Electron/molecular cation collisions in low-temperature plasmas: from mechanisms to rate coefficients

The kinetics of various cold ionized media is driven by electron-impact dissociative recombination, dissociative excitation and ro-vibrational (de)excitation of molecular cations [1]. These collisions are highly reactive, involve numerous super-excited molecular states undergoing predissociation and/or autoionization, and their measurement and modeling both result in cross sections desplaying a strong resonant character.
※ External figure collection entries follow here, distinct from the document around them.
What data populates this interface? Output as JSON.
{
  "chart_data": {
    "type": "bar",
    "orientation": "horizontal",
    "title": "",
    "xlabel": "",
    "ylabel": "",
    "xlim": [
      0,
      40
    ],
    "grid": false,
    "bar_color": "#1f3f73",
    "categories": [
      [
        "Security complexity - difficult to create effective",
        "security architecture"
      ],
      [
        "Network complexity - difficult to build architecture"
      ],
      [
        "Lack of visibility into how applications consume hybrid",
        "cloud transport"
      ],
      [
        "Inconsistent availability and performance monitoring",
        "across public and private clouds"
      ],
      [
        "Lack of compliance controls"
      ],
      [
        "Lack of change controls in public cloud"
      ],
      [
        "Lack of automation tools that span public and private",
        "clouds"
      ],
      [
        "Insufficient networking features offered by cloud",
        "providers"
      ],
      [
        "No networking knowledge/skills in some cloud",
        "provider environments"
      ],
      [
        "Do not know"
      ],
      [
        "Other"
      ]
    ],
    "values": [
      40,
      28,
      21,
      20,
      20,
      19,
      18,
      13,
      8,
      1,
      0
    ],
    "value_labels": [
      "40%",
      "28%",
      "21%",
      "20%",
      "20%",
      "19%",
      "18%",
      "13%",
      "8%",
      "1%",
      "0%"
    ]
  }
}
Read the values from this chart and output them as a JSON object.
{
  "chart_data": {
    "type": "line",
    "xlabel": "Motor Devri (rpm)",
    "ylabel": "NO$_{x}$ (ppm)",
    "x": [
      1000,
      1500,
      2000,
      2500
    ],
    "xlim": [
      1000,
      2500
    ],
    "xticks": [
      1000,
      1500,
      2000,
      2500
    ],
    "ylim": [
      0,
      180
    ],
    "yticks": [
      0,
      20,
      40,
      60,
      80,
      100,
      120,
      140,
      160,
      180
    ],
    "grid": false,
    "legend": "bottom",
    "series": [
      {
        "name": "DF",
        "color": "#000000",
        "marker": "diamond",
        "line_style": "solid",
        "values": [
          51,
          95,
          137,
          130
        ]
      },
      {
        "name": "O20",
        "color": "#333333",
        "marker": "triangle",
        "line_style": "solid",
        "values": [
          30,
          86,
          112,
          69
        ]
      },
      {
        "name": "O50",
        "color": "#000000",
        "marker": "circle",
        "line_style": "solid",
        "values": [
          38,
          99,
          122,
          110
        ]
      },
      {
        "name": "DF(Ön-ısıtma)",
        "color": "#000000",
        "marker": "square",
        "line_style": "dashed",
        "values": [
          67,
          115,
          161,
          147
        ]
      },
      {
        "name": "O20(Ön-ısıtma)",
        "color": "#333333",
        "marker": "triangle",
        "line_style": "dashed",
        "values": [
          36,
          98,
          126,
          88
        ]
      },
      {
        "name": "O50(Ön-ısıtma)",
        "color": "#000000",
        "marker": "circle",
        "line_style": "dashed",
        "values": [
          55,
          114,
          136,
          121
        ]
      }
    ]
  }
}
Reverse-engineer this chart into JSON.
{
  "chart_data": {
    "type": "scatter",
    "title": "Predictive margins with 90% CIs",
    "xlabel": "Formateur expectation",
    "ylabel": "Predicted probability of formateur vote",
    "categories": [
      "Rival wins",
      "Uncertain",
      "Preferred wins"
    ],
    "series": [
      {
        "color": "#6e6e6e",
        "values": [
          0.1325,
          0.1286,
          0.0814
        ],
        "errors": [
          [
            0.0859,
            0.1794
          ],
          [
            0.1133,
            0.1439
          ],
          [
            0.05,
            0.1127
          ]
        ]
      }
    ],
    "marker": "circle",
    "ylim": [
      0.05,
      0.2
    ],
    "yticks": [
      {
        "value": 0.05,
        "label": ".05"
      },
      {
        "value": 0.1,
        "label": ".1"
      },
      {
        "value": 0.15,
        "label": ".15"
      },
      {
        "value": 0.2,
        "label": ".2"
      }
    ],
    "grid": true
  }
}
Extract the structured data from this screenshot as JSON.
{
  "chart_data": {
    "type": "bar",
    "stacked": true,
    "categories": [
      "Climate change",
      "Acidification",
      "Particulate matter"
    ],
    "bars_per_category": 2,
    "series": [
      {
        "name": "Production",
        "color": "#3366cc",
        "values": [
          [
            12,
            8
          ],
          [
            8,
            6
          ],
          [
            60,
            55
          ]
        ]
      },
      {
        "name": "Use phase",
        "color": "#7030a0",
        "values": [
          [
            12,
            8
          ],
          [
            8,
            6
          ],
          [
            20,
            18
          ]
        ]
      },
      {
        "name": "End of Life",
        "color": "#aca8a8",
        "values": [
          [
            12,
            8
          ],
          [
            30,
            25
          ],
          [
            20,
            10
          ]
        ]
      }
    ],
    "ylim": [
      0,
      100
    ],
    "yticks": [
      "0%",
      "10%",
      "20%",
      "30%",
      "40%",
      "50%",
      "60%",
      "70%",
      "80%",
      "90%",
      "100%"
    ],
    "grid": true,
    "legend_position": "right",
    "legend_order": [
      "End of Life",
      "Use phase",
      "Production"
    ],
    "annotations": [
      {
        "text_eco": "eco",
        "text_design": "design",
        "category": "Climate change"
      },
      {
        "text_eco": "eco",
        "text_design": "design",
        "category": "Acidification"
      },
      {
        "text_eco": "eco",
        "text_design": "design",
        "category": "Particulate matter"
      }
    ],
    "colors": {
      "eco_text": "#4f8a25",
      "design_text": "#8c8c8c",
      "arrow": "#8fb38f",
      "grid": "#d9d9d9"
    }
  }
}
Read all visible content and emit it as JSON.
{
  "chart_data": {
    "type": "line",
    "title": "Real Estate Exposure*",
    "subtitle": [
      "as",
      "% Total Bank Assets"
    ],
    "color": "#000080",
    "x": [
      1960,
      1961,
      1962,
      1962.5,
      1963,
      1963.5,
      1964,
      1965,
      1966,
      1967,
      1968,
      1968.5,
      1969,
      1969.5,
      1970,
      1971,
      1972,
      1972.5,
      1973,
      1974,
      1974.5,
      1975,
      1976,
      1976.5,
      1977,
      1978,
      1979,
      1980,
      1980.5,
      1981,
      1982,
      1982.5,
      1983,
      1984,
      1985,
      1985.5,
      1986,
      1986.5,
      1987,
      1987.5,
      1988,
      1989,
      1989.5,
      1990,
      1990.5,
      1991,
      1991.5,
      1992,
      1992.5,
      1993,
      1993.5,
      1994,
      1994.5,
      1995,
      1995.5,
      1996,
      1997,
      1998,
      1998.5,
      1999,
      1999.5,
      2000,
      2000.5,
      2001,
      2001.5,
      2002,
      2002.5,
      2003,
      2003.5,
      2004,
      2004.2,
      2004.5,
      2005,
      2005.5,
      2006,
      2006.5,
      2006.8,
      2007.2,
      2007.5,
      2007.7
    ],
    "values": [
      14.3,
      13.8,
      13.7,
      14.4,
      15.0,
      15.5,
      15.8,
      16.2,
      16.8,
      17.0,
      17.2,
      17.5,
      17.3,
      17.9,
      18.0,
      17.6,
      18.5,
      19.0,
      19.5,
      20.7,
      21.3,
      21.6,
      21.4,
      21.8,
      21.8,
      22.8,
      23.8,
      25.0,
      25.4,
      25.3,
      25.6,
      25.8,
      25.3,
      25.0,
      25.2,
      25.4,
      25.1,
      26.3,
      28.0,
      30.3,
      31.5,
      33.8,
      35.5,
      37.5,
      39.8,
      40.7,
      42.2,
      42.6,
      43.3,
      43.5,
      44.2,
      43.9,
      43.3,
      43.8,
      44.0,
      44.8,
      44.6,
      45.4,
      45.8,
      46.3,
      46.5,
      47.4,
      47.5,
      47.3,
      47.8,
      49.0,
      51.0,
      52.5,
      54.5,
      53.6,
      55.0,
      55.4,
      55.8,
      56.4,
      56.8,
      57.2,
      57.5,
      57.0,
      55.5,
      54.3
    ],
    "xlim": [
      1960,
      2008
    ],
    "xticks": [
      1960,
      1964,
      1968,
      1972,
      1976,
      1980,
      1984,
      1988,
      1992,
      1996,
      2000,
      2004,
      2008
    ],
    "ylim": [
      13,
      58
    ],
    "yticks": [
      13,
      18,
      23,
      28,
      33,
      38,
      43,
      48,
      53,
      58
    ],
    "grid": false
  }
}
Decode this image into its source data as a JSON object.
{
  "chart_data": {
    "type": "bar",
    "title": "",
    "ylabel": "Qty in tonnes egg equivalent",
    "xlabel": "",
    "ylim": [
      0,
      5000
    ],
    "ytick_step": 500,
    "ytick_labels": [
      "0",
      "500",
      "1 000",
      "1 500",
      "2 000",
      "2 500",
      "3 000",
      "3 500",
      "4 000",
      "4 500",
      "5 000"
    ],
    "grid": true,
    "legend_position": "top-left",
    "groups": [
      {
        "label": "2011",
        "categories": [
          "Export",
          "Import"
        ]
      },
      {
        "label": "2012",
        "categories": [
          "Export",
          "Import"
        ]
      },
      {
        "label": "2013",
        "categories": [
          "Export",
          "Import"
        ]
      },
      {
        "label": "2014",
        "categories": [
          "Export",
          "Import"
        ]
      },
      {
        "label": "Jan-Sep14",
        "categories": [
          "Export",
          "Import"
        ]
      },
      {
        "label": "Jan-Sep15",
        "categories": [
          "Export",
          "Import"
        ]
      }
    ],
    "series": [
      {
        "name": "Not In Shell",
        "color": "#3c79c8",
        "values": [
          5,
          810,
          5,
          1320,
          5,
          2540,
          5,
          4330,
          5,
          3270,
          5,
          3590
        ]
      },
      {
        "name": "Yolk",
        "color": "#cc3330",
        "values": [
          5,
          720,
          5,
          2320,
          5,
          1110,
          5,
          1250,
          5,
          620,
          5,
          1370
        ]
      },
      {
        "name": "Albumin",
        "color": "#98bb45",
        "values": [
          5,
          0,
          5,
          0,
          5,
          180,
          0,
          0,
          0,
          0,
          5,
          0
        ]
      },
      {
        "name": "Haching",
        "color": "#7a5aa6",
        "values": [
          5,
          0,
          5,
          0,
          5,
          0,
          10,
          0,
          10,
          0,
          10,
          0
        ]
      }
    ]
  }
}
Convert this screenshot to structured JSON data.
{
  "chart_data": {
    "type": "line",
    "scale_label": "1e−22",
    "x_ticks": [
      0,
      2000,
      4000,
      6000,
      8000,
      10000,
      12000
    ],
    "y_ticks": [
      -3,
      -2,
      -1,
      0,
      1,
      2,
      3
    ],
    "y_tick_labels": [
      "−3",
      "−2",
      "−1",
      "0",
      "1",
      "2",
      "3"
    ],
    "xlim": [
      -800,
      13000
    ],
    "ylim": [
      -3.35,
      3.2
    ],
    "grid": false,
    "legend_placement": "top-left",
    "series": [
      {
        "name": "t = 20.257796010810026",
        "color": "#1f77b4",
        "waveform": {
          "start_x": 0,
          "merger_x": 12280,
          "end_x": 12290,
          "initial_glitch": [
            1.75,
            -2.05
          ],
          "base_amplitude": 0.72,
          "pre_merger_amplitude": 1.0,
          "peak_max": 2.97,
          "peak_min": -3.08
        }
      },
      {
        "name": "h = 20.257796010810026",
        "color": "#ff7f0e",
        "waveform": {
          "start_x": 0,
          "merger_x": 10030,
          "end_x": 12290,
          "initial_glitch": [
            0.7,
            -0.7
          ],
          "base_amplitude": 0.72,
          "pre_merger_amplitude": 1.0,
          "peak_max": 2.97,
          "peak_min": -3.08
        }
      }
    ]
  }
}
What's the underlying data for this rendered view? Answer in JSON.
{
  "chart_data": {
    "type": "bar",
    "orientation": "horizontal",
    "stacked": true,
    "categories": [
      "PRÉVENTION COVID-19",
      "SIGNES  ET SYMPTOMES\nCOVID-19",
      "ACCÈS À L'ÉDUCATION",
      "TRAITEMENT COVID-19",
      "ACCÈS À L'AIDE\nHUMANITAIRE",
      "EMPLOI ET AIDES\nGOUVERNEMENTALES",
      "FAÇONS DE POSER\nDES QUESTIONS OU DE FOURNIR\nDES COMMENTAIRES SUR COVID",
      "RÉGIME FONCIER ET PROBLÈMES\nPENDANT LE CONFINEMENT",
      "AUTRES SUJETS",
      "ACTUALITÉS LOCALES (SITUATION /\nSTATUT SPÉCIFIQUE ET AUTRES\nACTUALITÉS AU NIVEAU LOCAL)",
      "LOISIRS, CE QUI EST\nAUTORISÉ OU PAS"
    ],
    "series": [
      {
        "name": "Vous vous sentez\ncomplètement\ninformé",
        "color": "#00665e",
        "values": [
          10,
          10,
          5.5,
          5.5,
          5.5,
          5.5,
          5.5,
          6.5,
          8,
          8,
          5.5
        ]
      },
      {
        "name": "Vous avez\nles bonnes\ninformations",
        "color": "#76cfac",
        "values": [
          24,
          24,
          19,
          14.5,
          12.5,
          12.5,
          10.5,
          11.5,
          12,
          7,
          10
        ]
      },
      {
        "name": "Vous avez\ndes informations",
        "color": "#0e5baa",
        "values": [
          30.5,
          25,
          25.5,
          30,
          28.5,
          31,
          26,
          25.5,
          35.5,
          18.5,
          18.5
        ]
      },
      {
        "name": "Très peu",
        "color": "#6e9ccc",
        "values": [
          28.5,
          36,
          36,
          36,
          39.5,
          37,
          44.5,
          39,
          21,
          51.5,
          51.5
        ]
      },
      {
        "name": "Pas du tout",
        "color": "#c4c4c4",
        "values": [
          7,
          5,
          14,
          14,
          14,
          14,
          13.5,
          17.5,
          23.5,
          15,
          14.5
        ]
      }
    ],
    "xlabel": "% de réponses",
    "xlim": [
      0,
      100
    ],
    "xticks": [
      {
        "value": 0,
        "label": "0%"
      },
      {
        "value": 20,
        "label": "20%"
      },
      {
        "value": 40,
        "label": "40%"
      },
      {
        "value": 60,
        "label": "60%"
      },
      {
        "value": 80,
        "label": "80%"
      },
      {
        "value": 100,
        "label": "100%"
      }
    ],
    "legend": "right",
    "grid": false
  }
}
Their theoretical study requires sophisticated methods capable to go far beyond the Born-Oppenheimer approximation, and to manage to describe a complex molecular dynamics relying on the superposition of many continua and infinite series of Rydberg states. We have used the Multichannel Quantum Defect Theory (MQDT) in order to compute cross sections and rate coefficients for the invoked processes for H$_2^+$, H$_3^+$, N$_2^+$ [2], BeH$^+$ [3], BF$^+$, NO$^+$, CO$^+$, SH$^+$, CH$^+$ and ArH$^+$, and we have compared them with the experimental ones - obtained in storage rings and flowing afterglows. [1] I. F. Schneider, O. Dulieu, and J. Robert (editors) 2015, Eur. Phys. J. Web of Conf., http://www.epjconferences.org/articles/epjconf/abs/2015/03/contents/contents.html, 84. [2] D. A. Little et al. 2014, Phys. Rev. A 90, 052705. [3] V. Laporta et al., 2017 Plasma Phys. Contr. Fusion 59, 045008.